All this provision does is to tell state and local officials not to enforce new federal gun measures that may violate the state or federal Constitution. This is actually mild stuff—limited as it is to new measures that violate the state or federal constitution and were not properly enacted into law. More importantly, there is no constitutional problem with a bill of this sort, and it does not constitute "nullification."

It is well-settled, black-letter, constitutional law that state and local government officials are under no obligation to enforce or implement federal law. See, for example, Printz v. United States, which held that the federal government may not require local law enforcement officers to enforce federal gun laws (in this case, a federal background check requirement). This is why we have why we have "sanctuary cities" in which state and local officials refuse to enforce federal immigration laws, and why Mississippi can refuse to enforce federal gun laws of which it disapproves.

Under Printz and related cases, Mississippi could actually enact something far broader (like Texas did), such as measure saying that state and local officials will not enforce any federal gun law, whether or not it violates the Constitution or was properly enacted, and there would still be no constitutional problem, and no "nullification." Similarly, states are allowed to instruct state and local law enforcement not to enforce federal immigration laws. The underlying constitutional principle is the same. States have the constitutional authority to say to the feds, in effect, "if you like these laws so much, you can enforce it yourself." This may or may nor be good policy, but it's perfectly constitutional, does not undermine the Supremacy Clause, and does not constitute anything remotely approaching "nullification."

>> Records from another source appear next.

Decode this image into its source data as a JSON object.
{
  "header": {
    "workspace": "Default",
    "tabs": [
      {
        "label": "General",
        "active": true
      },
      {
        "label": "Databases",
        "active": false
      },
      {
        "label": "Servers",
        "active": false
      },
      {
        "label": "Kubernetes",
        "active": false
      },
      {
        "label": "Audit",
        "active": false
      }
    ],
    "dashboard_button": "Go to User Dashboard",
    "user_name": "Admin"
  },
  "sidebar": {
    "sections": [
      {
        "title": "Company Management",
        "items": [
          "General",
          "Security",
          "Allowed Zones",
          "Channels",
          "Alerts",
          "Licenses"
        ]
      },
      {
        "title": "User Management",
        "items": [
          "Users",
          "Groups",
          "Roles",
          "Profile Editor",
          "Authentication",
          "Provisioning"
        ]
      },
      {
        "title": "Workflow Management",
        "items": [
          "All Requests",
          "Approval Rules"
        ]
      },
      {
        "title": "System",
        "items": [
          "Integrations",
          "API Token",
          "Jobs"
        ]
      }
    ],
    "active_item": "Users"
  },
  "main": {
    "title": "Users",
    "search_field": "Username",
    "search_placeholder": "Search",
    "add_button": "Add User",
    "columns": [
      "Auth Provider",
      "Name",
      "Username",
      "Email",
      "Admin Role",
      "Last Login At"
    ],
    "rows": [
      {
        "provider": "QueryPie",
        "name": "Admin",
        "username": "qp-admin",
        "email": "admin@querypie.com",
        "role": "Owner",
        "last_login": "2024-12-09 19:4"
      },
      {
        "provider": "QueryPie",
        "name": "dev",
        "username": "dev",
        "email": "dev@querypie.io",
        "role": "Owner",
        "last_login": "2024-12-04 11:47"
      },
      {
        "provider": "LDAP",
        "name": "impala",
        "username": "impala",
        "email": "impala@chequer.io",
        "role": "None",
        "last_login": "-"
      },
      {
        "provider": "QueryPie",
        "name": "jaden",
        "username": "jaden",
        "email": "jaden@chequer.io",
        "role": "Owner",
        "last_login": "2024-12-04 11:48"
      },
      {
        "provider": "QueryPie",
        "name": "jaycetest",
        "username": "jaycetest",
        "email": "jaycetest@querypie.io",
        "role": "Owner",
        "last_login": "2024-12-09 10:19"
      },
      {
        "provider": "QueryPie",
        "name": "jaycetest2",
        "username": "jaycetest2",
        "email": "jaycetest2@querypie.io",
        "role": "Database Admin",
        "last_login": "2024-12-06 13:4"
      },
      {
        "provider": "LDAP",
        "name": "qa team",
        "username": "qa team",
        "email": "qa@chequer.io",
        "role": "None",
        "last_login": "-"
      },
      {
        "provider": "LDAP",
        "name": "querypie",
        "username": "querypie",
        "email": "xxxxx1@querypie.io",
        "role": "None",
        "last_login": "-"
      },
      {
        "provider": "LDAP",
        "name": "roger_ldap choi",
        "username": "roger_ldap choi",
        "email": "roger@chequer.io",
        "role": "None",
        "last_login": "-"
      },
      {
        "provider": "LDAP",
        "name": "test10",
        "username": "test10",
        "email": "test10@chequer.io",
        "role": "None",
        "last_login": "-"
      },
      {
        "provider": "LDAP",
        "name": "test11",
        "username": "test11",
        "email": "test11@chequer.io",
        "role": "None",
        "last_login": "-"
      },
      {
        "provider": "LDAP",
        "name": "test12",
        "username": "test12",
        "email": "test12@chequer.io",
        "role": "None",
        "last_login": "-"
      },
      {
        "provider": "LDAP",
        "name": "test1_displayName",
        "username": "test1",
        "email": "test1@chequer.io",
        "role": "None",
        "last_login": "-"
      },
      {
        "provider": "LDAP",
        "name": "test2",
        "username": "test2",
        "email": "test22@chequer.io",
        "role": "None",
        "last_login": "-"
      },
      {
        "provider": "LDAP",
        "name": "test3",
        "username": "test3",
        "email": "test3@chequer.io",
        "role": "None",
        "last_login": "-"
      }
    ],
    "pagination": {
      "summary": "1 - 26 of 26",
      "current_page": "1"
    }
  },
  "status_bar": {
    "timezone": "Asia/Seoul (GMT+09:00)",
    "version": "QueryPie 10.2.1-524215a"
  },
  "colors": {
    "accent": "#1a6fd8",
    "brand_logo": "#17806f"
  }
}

Actual "nullification" occurs when a state takes action that seeks to deprive a federal law of any force and effect within the state's jurisdiction. This occurs, for instance, if a state attempts to prohibit state judges from giving effect to valid federal laws, or if a state seeks to punish federal officers for implementing or enforcing federal laws. Sometimes states (foolishly) try to do such things, and when they do, they deserve to be called on it. This Mississippi law that prompted Ed Kilgore's ire, however, is not such an example. Again, it's not even close.

Those trying to make fun of Mississippi legislators for their attempted "nullification" are making fools of no one but themselves, for they're the ones who are exposing their own ignorance of well-settled constitutional law.